The Right Color / It All Starts Here
Combining these factors produces a color profile.
Dominant color refers to colors that make up approximately 30 percent or more of a natural stone’s surface.
Secondary color refers to colors that make up less than approximately 30 percent of a natural stone’s surface. For example, we may describe a certain granite as having beige dominant colors with blue and purple secondary colors.
Unlike paint, perceived color in natural stone is highly fluid, depending on surface finish, moisture, and sun angle. Therefore, we reference color themes rather than specific color names or numbers.
Color pattern refers to the way in which colors are distributed over the surface of the stone. For example, we may refer to the granite as having a regular color pattern with some speckles and swirls. We’ve adopted many of our color pattern terms from other materials, such a wallpaper and carpet.
Feeling refers to an overall warm or cool color composition or exhibits a feeling of movement.

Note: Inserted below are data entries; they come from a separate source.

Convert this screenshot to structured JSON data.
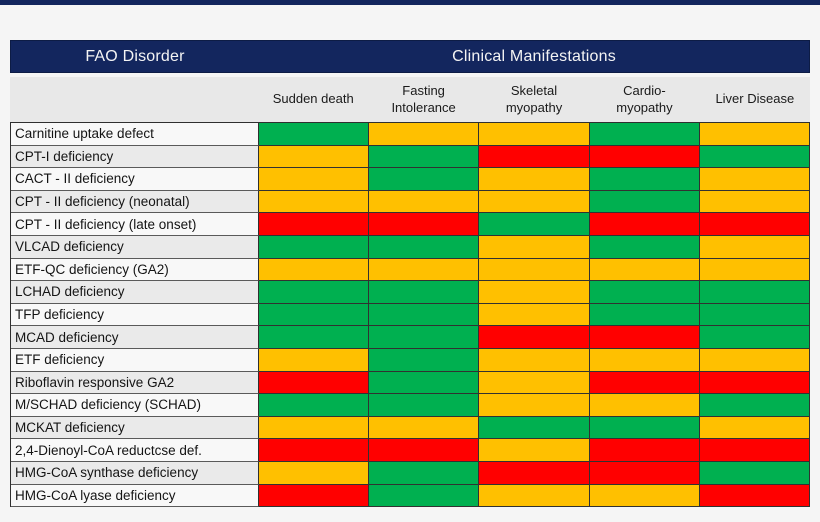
{
  "page": {
    "background": "#f5f5f5",
    "accent_navy": "#13265e"
  },
  "header": {
    "fao_title": "FAO Disorder",
    "clinical_title": "Clinical Manifestations"
  },
  "chart_data": {
    "type": "heatmap",
    "title_left": "FAO Disorder",
    "title_right": "Clinical Manifestations",
    "columns": [
      "Sudden death",
      "Fasting\nIntolerance",
      "Skeletal\nmyopathy",
      "Cardio-\nmyopathy",
      "Liver Disease"
    ],
    "cell_colors": {
      "green": "#00B050",
      "yellow": "#FFC000",
      "red": "#FF0000"
    },
    "rows": [
      {
        "label": "Carnitine uptake defect",
        "cells": [
          "green",
          "yellow",
          "yellow",
          "green",
          "yellow"
        ]
      },
      {
        "label": "CPT-I deficiency",
        "cells": [
          "yellow",
          "green",
          "red",
          "red",
          "green"
        ]
      },
      {
        "label": "CACT - II deficiency",
        "cells": [
          "yellow",
          "green",
          "yellow",
          "green",
          "yellow"
        ]
      },
      {
        "label": "CPT - II deficiency (neonatal)",
        "cells": [
          "yellow",
          "yellow",
          "yellow",
          "green",
          "yellow"
        ]
      },
      {
        "label": "CPT - II deficiency (late onset)",
        "cells": [
          "red",
          "red",
          "green",
          "red",
          "red"
        ]
      },
      {
        "label": "VLCAD deficiency",
        "cells": [
          "green",
          "green",
          "yellow",
          "green",
          "yellow"
        ]
      },
      {
        "label": "ETF-QC deficiency (GA2)",
        "cells": [
          "yellow",
          "yellow",
          "yellow",
          "yellow",
          "yellow"
        ]
      },
      {
        "label": "LCHAD deficiency",
        "cells": [
          "green",
          "green",
          "yellow",
          "green",
          "green"
        ]
      },
      {
        "label": "TFP deficiency",
        "cells": [
          "green",
          "green",
          "yellow",
          "green",
          "green"
        ]
      },
      {
        "label": "MCAD deficiency",
        "cells": [
          "green",
          "green",
          "red",
          "red",
          "green"
        ]
      },
      {
        "label": "ETF deficiency",
        "cells": [
          "yellow",
          "green",
          "yellow",
          "yellow",
          "yellow"
        ]
      },
      {
        "label": "Riboflavin responsive GA2",
        "cells": [
          "red",
          "green",
          "yellow",
          "red",
          "red"
        ]
      },
      {
        "label": "M/SCHAD deficiency (SCHAD)",
        "cells": [
          "green",
          "green",
          "yellow",
          "yellow",
          "green"
        ]
      },
      {
        "label": "MCKAT deficiency",
        "cells": [
          "yellow",
          "yellow",
          "green",
          "green",
          "yellow"
        ]
      },
      {
        "label": "2,4-Dienoyl-CoA reductcse def.",
        "cells": [
          "red",
          "red",
          "yellow",
          "red",
          "red"
        ]
      },
      {
        "label": "HMG-CoA synthase deficiency",
        "cells": [
          "yellow",
          "green",
          "red",
          "red",
          "green"
        ]
      },
      {
        "label": "HMG-CoA lyase deficiency",
        "cells": [
          "red",
          "green",
          "yellow",
          "yellow",
          "red"
        ]
      }
    ]
  }
}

Inclusions refer to the presence of additional minerals, such as mica, that can change the perceived color of natural stone. Inclusions can create dramatic movement when they are linear, streaked, swirled or veined.
Surface finish processes can change the perceived color of certain stone. Keep this in mind when creating a stone curation specification.
Mountain Hard Limestone Beige / One Stone. Eight different finishes.
Mountain Hard Limestone Beige /
One Stone. Eight different finishes.
Flamed & Tumbled
Sandblasted & Brushed
Even though the individual elements of a color profile are closely related, dominant and secondary color, color pattern and inclusions can be specified independently in a stone curation specification to achieve specific design goals.
A growing trend in natural stone design is to use different products, with different color profiles, surfaces, and textures, in a single design pattern. It’s important to note that certain surface finish processes can change the color profile of certain stone.